LLMs are generally trained these days with carefully fixed random seeds. This means we could, in theory, figure out exactly which data samples it was shown when in training. Would trying to reverse knowledge given in earlier samples be harder than knowledge in later samples?

These experiments would admittedly be weak. Unfortunately, while we may not need to do anywhere near a whole training, I think the only to really know if there are gains to aligning early is to train for a non-trivial amount of time from an early checkpoint and see what happens. Then we can try to “unalign” by having an LLM produce negative examples. We can also measure if earlier training produces better alignment scores, though I wouldn’t hold my breath that it would.

Also, I do think just from a purely research perspective there may be value in doing these experiments.[9]

Will the Solution Be Scalable?

If there is any hope of this working, then it must be scalable.

Data quantity is the biggest issue: we have way less instructional data. But I think we could probably get more of that by having an LLM spit out samples, and LLMs could also align those samples (see Constitutional AI).

The big problem here is that we’re adding a lot of data, and that has cost. I doubt it’d need to be 50-50, but I’m not sure how much would need to be added. Maybe in earlier experiments we can get an idea of how much aligned data we need. But the issue is twofold. First, the more you need, the harder it is to get (though there exit many techniques for turning unstructured data into task data). And the second issue for scalability is that you also have to pay to train on it, so if an appreciable fraction of your training data is from Mode 2, then that’s a lot of extra compute.

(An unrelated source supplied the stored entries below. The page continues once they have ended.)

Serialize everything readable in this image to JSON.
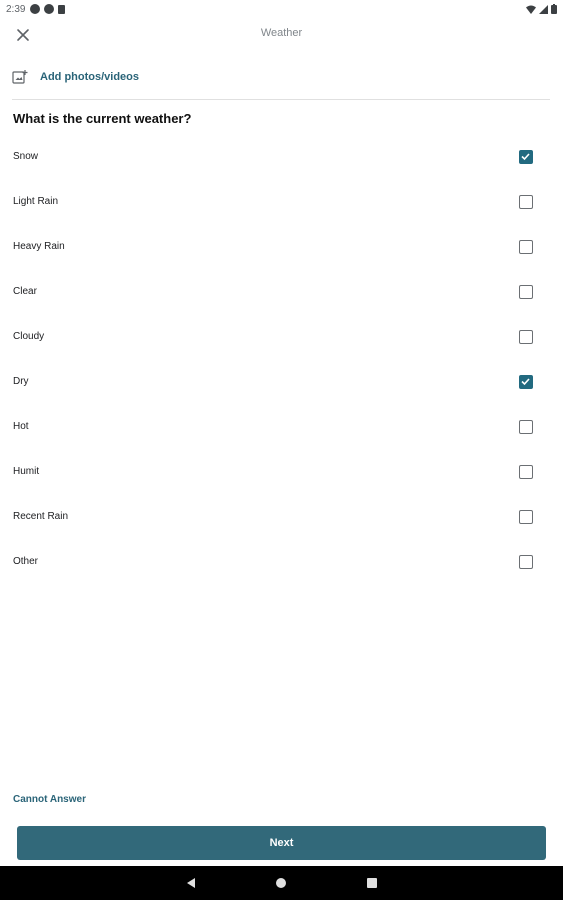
{
  "status_bar": {
    "time": "2:39"
  },
  "app_bar": {
    "title": "Weather"
  },
  "media": {
    "add_label": "Add photos/videos"
  },
  "question": {
    "text": "What is the current weather?"
  },
  "options": [
    {
      "label": "Snow",
      "checked": true
    },
    {
      "label": "Light Rain",
      "checked": false
    },
    {
      "label": "Heavy Rain",
      "checked": false
    },
    {
      "label": "Clear",
      "checked": false
    },
    {
      "label": "Cloudy",
      "checked": false
    },
    {
      "label": "Dry",
      "checked": true
    },
    {
      "label": "Hot",
      "checked": false
    },
    {
      "label": "Humit",
      "checked": false
    },
    {
      "label": "Recent Rain",
      "checked": false
    },
    {
      "label": "Other",
      "checked": false
    }
  ],
  "actions": {
    "cannot_answer": "Cannot Answer",
    "next": "Next"
  },
  "colors": {
    "accent": "#226a80",
    "button": "#32697a"
  }
}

Honestly, I have the least ideas for this one. I also have the least experience designing aspects of networks that can be scaled up to massive scales. But even if this isn’t possible, I would love to run some of these experiments and see if anything useful comes out of it.

  1. ^

    This is the core assumption that I am least confident in, but I still think it’s probably mostly true. There has been a consistent pattern of large labs building the first iteration of all the recent major breakthroughs. Even techniques like LoRA only make fine-tuning easier.

  2. ^

    This isn’t really one “phase” the way the first phase is. It consists usually of quite a few steps, such as supervised instruction tuning, reward model training, reinforcement learning and many others. But it’s all for the same purpose, so I’m lumping it together.

  3. ^

    I’m sure I’m the ten-thousandth person to think of this, but I have some thoughts on how it might be done which are hopefully at least somewhat novel.

  4. ^

    It’s worth mentioning negative concepts are in general really important, so trying to align mode 1 data by removing all bad things probably wouldn’t be a good way to train. You need to know what violence is before you can avoid doing it, for instance.

  5. ^

    My original thoughts were that we wanted to differentiate between “weak” and “strong” embedded alignment, where the weak case applies when the alignment can be affordably fine-tuned out of it (e.g. small amounts of data, fast to run on lightweight hardware), and the strong case applies to cases where the costs of reversing it are comparable to the costs of just building a new model. But in light of methods like LoRA which allow individuals to fine-tune LLMs for only hundreds of dollars, this distinction may not be worth making.

  6. ^

    My guess is that there is very little published on this matter, but people who have worked directly with LLMs for some time will nonetheless have strong intuitions about whether my ideas are plausible.

  7. ^

    Yes, it would only take a couple hundred dollars per run. But sadly I can’t do these experiments at my current job and can’t really afford to iterate on these experiments even at that price.

  8. ^

    But maybe not. Maybe they like to keep it separate for benchmarking purposes.

  9. ^

    Now that I mention it, this feels like something someone might have already done. I couldn’t find it with a Google search, but that’s not a great way to find papers in general.